Some days wind down with a gathering around a campfire, a short walk across a bridge that spans the creek cutting through the property. From there, trails wind through 49-acres of forest, offering a serene walk for WWOOFers wanting to get even closer to nature.
Some have coined a description for their stays at the farm: insanely committed camping.
We only go inside to sleep, dont we? Waugh jokingly asked one student.
The farm does offer a bicycle-powered smoothie machine. Students laughed that their only entertainment is the chicken channel and dog channel. But theyre not completely cut off from the outside; during breaks, several were chatting on cell phones.
Salamander Springs relies heavily on help from neighboring farms. All of our farm friends have donated materials, Waugh explained. Theres also some old-fashioned bartering, which can help bring in venison and pork for WWOOFers who arent vegetarians.

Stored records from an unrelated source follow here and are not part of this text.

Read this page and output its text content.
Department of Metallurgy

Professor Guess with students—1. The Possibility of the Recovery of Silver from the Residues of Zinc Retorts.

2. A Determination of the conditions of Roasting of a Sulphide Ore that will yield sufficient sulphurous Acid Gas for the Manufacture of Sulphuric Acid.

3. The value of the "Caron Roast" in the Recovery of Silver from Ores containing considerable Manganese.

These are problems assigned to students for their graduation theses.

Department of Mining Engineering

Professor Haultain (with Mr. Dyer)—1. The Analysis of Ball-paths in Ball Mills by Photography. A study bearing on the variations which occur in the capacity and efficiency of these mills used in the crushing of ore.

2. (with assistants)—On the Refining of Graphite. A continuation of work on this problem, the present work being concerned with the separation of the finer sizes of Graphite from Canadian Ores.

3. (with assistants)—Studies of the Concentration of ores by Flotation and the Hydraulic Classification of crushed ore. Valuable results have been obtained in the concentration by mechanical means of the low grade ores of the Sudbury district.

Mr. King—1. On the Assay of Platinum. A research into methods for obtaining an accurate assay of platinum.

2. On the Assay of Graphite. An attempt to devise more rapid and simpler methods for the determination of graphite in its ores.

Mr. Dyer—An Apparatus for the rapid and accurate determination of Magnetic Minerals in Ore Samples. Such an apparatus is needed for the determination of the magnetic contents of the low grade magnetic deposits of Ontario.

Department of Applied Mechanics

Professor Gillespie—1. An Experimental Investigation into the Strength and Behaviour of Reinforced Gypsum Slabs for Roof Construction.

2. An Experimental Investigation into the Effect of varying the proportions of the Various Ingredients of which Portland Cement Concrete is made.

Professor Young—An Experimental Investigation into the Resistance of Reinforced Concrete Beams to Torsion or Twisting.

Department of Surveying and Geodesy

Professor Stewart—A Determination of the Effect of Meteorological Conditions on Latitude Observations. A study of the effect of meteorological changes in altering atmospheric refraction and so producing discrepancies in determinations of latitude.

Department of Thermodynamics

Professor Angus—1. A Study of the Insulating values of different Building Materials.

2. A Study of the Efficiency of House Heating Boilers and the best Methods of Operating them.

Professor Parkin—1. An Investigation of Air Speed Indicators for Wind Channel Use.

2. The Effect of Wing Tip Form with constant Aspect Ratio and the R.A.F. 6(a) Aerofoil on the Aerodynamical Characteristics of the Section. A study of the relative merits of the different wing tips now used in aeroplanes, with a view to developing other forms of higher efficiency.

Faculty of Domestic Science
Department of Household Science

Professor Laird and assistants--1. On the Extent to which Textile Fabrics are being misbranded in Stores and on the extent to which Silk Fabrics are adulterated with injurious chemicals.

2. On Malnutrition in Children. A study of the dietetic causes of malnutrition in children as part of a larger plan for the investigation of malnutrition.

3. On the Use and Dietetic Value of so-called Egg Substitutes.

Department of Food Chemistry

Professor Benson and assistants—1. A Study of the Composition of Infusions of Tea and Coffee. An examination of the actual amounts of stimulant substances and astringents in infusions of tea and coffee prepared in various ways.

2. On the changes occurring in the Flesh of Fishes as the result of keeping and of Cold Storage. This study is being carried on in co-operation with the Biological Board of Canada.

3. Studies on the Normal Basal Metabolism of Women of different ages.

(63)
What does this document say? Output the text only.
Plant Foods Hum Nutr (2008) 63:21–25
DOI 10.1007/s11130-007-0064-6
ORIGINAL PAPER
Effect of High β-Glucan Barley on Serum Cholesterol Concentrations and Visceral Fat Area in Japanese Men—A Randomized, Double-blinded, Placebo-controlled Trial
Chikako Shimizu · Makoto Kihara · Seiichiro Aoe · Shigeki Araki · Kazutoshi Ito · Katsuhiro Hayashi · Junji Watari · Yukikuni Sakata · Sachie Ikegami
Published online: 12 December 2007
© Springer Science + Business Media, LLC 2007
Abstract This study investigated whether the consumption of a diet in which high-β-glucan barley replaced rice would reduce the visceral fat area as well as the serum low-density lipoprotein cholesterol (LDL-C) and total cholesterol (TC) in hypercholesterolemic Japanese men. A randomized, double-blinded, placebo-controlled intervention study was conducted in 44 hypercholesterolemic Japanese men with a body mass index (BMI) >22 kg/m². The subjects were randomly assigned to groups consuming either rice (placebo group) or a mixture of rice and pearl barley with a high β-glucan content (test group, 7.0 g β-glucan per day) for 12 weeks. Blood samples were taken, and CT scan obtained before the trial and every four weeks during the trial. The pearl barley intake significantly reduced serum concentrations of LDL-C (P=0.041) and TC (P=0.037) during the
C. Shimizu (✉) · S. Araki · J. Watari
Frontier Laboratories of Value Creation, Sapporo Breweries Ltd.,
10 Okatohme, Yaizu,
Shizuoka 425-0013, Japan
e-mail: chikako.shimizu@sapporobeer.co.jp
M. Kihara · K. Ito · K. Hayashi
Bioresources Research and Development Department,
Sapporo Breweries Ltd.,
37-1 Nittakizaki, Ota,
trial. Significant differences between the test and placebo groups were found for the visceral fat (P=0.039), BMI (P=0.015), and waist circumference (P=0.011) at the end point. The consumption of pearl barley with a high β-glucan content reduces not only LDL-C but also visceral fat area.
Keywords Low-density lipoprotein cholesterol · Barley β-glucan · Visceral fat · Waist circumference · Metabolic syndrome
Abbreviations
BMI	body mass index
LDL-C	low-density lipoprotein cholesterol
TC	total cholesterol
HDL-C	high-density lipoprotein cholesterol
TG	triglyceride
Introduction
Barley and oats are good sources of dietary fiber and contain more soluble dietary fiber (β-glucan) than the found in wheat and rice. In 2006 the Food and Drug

A large holding pond on the hillside garden, between an orchard of fruit and nut trees and the garden, sat empty, but not for long. The farm planned to borrow pigs from one farmer who hopes to fatten them up for his daughters wedding. The farm, in turn, plans to use the pigs proclivity for wallowing in the mud as a natural means of sealing the pond so that it will hold water.
My biggest challenge, being off the grid, is keeping everything watered, said Waugh. I try to hold moisture in the soil rather that take it from the aquifer.
Waugh started the farm as a place for her grandchildren. Between the hundreds of students shes hosted over the years and the areas natural farming community, she has a huge extended family.
Amy Bean, owner of The Little Farm in Jones County, describes Waugh as the sweetest person I know.
She loves to share her knowledge, loves to encourage people, Bean said.
Waugh is teaching an introduction to permaculture class this month at Central Georgia Technical College in Milledgeville. She also often hosts workshops at the farm and at markets in Macon and Milledgeville.
One hands-on experience for the public that also supports the farm is its tree-sponsoring program.
For $25 you get to plant a tree, get a plaque and you get to eat fruit from it, said Waugh.
For more information on this and other programs at the farm, call (478) 952-3544.
For Waugh, a former school teacher, the WWOOFer program has been rewarding, both professionally and personally.
Its great for the farms. You get the help, she said. You stay inspired because they want to learn. Its not like teaching high school, where you have to ram it down their throats. I learn from them, too, because theyve been to other farms.
Kermiet, the would-be green architect, said the growing interest in all things permaculture reflects a new attitude in his generation.
There are a lot of young people thinking differently about what they want their lives to be, he said. Do they want to determine what lives will be, or do they want a corporation to determine their lives for them?